Weeks 7-10: Training Systems
Students build complete training pipelines and understand how to scale to real datasets.
Weeks 11-14: Modern AI
Students build transformer architectures that power ChatGPT and modern AI.
Weeks 15-19: System Optimization
Students transform educational code into production-ready systems through progressive optimization techniques.
Week 20: Capstone Project
Students combine all techniques to build complete, optimized ML systems from scratch.
Success Metrics
By completion, students will have:
- ✅ Built every component of modern ML systems from scratch
- ✅ Recreated the major breakthroughs in AI history
- ✅ Transformed educational loops into production-ready code (10-100x speedups)
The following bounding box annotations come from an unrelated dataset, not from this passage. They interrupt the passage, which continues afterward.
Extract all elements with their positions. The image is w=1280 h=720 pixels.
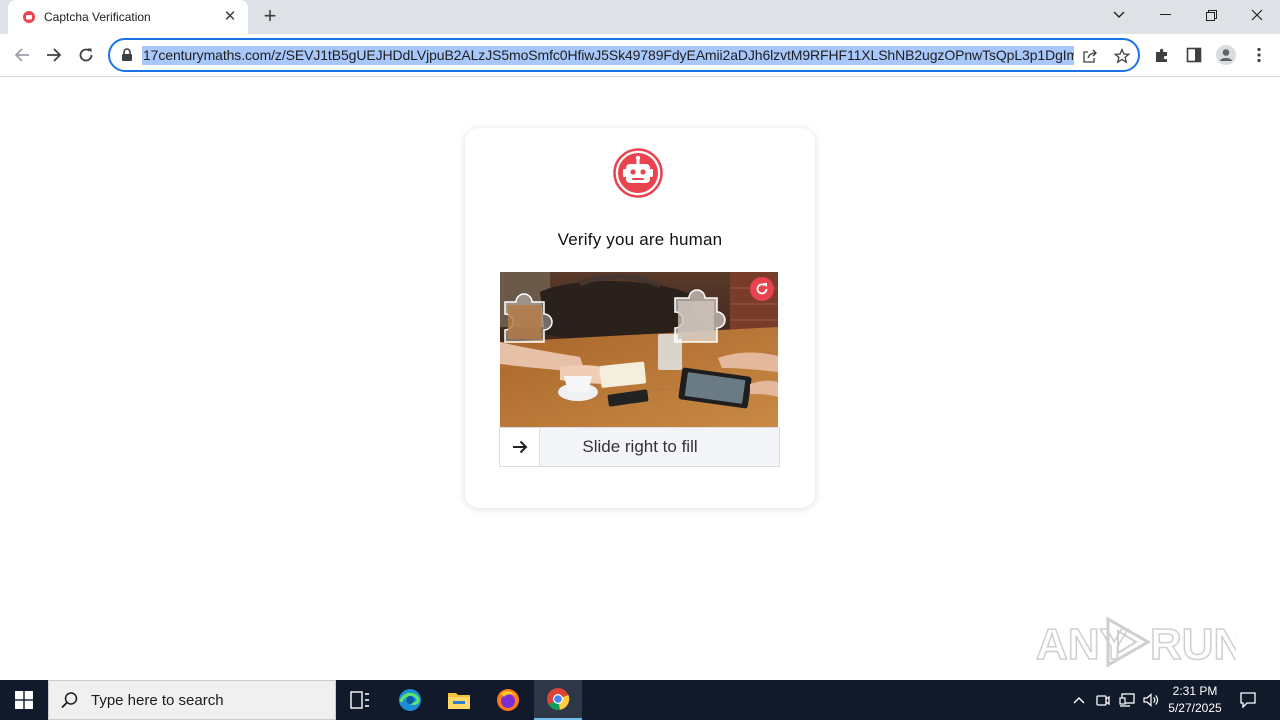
browser-toolbar: 17centurymaths.com/z/SEVJ1tB5gUEJHDdLVjp… <box>0 34 1280 77</box>
taskbar-clock[interactable]: 2:31 PM 5/27/2025 <box>1162 683 1228 717</box>
extensions-puzzle-icon[interactable] <box>1151 44 1173 66</box>
captcha-puzzle-image <box>500 272 778 427</box>
network-icon[interactable] <box>1116 680 1138 720</box>
tab-close-icon[interactable]: ✕ <box>222 9 238 25</box>
url-text[interactable]: 17centurymaths.com/z/SEVJ1tB5gUEJHDdLVjp… <box>142 46 1074 65</box>
notifications-icon[interactable] <box>1234 680 1262 720</box>
windows-start-icon[interactable] <box>0 680 48 720</box>
clock-date: 5/27/2025 <box>1168 701 1222 715</box>
minimize-button[interactable] <box>1142 0 1188 30</box>
forward-arrow-icon[interactable] <box>41 42 67 68</box>
taskbar-search-box[interactable]: Type here to search <box>48 680 336 720</box>
side-panel-icon[interactable] <box>1183 44 1205 66</box>
slider-label: Slide right to fill <box>582 437 698 456</box>
puzzle-target-slot <box>674 289 726 343</box>
anyrun-watermark-logo: ANY RUN <box>1035 607 1246 677</box>
chrome-icon[interactable] <box>534 680 582 720</box>
restore-button[interactable] <box>1188 0 1234 30</box>
tab-title: Captcha Verification <box>44 10 151 24</box>
task-view-icon[interactable] <box>336 680 384 720</box>
reload-icon[interactable] <box>73 42 99 68</box>
show-hidden-icons-chevron-icon[interactable] <box>1068 680 1090 720</box>
verify-title: Verify you are human <box>557 230 723 249</box>
file-explorer-icon[interactable] <box>435 680 483 720</box>
clock-time: 2:31 PM <box>1172 684 1218 698</box>
search-placeholder: Type here to search <box>91 691 224 709</box>
new-tab-button[interactable]: + <box>258 5 282 28</box>
search-icon <box>61 691 79 709</box>
back-arrow-icon[interactable] <box>9 42 35 68</box>
edge-browser-icon[interactable] <box>386 680 434 720</box>
tab-strip: Captcha Verification ✕ + <box>0 0 1280 34</box>
captcha-card: Verify you are human Slide right to fill <box>465 128 815 508</box>
windows-taskbar: Type here to search 2:31 PM 5/27/2025 <box>0 680 1280 720</box>
svg-text:RUN: RUN <box>1150 620 1236 669</box>
meet-now-icon[interactable] <box>1093 680 1113 720</box>
address-bar[interactable]: 17centurymaths.com/z/SEVJ1tB5gUEJHDdLVjp… <box>108 38 1140 72</box>
window-controls <box>1096 0 1280 30</box>
captcha-slider[interactable]: Slide right to fill <box>499 427 780 467</box>
tab-search-chevron-icon[interactable] <box>1096 0 1142 30</box>
refresh-captcha-icon[interactable] <box>750 277 774 301</box>
bookmark-star-icon[interactable] <box>1112 46 1132 66</box>
firefox-icon[interactable] <box>484 680 532 720</box>
profile-avatar-icon[interactable] <box>1215 44 1237 66</box>
arrow-right-icon <box>512 440 527 454</box>
web-page: Verify you are human Slide right to fill… <box>0 77 1280 680</box>
lock-icon[interactable] <box>121 48 135 62</box>
more-menu-icon[interactable] <box>1248 44 1270 66</box>
tab-captcha-verification[interactable]: Captcha Verification ✕ <box>8 0 248 34</box>
close-window-button[interactable] <box>1234 0 1280 30</box>
robot-icon <box>613 148 663 198</box>
slider-handle[interactable] <box>500 428 540 466</box>
robot-favicon-icon <box>22 10 36 24</box>
volume-icon[interactable] <box>1140 680 1162 720</box>
share-icon[interactable] <box>1080 46 1100 66</box>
- ✅ Understood why PyTorch, TensorFlow are designed the way they are
- ✅ Mastered real-world optimization techniques (caching, quantization, pruning)
- ✅ Built complete ML systems that transparently optimize themselves
Ultimate Goal: Students who can read PyTorch source code and think "I understand why they did it this way - I built this myself in TinyTorch!"